Selon nos sources, vous avez appelé Moussa Konaté avant de partir aux entraînements pour lui faire savoir le désir de vous entraîner.
Effectivement, j’ai appelé Moussa. J’ai dit : Moussa, écoutez, c’est Cheick. Je suis à Kabala, je vais chercher mes crampons et m’entraîner par force. Je ne vous demande même pas pardon avant de faire cela. J’ai accroché et je suis allé m’entraîner parce que je veux jouer avec mon pays car j’aime mon pays.
Cheick, vous avez rencontré le Ministre ce vendredi (NDLR : 14 juin dernier), l’initiative vient de qui ?
Tout ce que je sais, c’est que ce matin (NDLR : vendredi 14 juin) l’entraîneur est venu me voir et il m’a dit qu’on va voir le Ministre et cela m’a fait énormément plaisir. Dans notre entretien, il m’a beaucoup respecté. C’est ce que je veux. Alors que le ministre, il peut être comme un père pour moi. Le ministre a demandé à savoir ce qui se passe. Je lui ai dit que je suis venu à Bamako pour passer mes vacances. Il a dit pourquoi ? Je lui ai répondu que parce qu’on ne m’a pas envoyé de billet avant de lui demander s’il m’avait envoyé le billet comme Moussa me l’avait dit. Le ministre a dit que cela n’est pas son boulot. Qu’il peut acheter des billets pour les joueurs, mais ne les remet pas aux joueurs. Je lui ai encore rappelé que parce que je n’ai pas eu de billet que je ne me suis pas présenté à Kabala pour jouer car je m’étais dit qu’on ne m’a pas appelé. Et que la prochaine fois où on m’appellera pour jouer, je veux qu’on m’envoie le billet. Il m’a dit : Cheick va t’entraîner et mouiller le maillot pour ton pays.
Pensez-vous que vous pouvez jouer dimanche ?
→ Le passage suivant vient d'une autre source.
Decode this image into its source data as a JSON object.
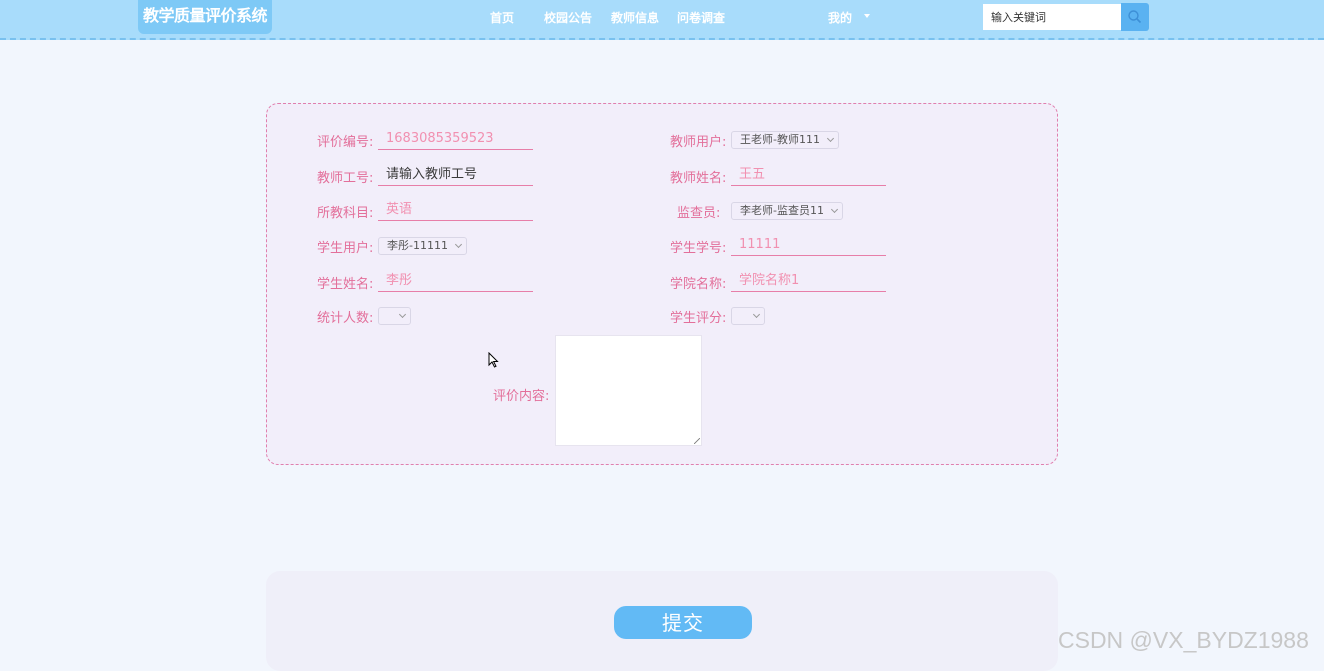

Bien sûr, je peux jouer. Présentement, j’ai envie de jouer, faim de jouer. Ça fait longtemps que je n’ai pas joué au Stade du 26-Mars qui est mon Stade préféré. J’ai marqué à tous les matches joués dans cette enceinte même lors des matches de championnat du Mali avec mon club formateur, le CSK.